Six years ago the Central Bank last conducted a major review of licensed moneylenders. And this week the bank will publish a new report on the industry, which will show a 20 per cent rise in the number of people borrowing from moneylenders, and taking out high-cost loans in that period.
Each month, statistics on many key economic indicators – including inflation and unemployment – are published. They help to inform public opinion and to assist policy makers. But why has it taken so long – since 2007 – to update important information about the operations of the licensed money lending sector; a neglected part of the loan market, about which too little is known?
Some 360,000 people now rely on moneylenders to pay some of their most pressing bills. How many depend on illegal moneylenders, where borrowers pay even more exorbitant interest rates? We do not know. But we do know, as these figures show, that the years of austerity and economic stagnation since 2007 have taken their toll on the less well off.
Charitable bodies such as the Society of St Vincent de Paul have already warned of a “potential money lending crisis”. And the society has pressed the Central Bank to publish more information about the industry that it regulates. Certainly, its latest review should help to do that.
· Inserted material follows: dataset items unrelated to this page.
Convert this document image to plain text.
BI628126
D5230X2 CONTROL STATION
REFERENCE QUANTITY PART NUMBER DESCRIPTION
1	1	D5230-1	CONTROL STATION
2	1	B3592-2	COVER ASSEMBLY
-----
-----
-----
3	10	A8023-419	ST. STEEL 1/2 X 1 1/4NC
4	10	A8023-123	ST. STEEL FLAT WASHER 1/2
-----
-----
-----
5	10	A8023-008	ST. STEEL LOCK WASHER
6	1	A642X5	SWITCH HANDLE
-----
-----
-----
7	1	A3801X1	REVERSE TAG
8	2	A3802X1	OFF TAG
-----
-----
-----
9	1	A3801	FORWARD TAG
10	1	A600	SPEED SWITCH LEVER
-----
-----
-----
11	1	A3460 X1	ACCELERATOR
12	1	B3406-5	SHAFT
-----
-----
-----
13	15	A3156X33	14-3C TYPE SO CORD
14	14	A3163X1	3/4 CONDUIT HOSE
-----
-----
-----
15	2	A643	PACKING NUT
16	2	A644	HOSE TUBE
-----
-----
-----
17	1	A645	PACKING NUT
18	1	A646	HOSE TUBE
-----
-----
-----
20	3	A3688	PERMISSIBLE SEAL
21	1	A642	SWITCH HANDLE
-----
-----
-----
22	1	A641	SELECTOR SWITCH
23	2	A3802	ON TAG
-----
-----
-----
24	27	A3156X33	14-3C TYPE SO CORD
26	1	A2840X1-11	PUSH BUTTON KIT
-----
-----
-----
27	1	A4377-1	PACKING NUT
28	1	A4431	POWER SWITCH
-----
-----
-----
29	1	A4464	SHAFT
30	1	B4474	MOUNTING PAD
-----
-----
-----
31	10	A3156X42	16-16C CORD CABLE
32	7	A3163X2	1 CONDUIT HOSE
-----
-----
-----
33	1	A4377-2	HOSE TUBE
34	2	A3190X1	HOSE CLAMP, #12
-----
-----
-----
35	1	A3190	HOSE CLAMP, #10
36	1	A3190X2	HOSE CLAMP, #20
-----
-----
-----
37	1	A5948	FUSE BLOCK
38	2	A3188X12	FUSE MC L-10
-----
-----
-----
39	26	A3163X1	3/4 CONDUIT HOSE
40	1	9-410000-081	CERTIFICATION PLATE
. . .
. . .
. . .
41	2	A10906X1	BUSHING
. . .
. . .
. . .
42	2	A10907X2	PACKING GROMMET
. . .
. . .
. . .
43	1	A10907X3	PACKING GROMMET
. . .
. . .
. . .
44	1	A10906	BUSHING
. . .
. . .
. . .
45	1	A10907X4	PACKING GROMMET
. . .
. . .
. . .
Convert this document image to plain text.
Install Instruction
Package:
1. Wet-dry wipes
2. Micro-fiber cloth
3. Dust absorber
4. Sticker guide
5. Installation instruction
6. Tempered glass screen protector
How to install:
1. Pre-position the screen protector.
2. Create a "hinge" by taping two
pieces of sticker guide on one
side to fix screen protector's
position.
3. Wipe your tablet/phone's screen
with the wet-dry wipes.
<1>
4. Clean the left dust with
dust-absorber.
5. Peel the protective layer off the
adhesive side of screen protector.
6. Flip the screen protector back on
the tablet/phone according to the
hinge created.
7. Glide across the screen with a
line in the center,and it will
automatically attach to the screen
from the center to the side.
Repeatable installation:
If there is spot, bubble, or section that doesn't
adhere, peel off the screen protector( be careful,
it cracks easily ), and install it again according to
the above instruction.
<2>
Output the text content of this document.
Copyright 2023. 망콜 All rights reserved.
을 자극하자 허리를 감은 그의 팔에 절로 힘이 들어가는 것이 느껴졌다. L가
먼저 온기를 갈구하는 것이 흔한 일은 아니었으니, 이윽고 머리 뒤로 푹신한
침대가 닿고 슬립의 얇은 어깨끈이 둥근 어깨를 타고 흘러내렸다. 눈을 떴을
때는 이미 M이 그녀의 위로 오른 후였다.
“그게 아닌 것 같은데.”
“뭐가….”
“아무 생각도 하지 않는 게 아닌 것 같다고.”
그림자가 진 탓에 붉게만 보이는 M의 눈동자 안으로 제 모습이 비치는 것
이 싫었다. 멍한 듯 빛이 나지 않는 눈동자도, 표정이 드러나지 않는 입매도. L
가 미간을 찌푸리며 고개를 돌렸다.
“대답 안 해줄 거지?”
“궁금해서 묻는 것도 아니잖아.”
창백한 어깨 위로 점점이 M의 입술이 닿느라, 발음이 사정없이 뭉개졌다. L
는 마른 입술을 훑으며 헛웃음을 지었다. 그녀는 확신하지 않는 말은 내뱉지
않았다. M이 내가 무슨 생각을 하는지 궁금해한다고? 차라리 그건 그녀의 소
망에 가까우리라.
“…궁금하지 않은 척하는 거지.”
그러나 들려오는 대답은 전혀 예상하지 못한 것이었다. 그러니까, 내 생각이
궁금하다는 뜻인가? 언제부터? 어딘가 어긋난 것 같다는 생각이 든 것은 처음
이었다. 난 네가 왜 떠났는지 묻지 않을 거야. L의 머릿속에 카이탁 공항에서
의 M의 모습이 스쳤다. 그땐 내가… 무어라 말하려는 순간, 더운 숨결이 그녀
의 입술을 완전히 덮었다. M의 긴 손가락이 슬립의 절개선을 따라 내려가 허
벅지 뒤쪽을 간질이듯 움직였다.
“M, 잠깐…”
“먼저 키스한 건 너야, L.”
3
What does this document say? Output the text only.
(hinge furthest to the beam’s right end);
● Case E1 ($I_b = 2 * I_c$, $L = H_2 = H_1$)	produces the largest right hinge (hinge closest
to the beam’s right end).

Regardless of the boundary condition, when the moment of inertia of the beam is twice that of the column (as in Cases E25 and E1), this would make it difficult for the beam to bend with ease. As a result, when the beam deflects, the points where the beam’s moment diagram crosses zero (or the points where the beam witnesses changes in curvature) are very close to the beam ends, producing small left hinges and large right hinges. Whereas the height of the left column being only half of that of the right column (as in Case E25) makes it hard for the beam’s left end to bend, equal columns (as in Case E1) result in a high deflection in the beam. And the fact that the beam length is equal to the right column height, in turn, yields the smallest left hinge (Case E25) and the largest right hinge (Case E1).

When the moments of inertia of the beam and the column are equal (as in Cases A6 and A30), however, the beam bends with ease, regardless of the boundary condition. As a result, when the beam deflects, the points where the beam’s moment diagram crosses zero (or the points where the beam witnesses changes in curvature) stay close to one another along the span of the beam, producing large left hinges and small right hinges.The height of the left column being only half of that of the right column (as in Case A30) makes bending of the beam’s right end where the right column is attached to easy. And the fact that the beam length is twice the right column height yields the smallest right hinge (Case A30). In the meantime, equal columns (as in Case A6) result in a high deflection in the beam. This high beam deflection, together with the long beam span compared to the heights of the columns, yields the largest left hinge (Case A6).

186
But unless reviews of the operations of moneylenders are conducted more frequently – at least annually during a major economic downturn – they will prove to be of more benefit to historians than to policy makers.
As some banks close, and others scale back and rationalise their operations, all borrowers have found credit harder to obtain. But for those without a credit history, or with a poor credit record, it is impossible. Moneylenders have become their credit line of last resort, but at a price. Borrowers can, in some instances, pay annual interest rates of more than 200 per cent. Those on low incomes need a lower cost credit solution than licensed moneylenders provide.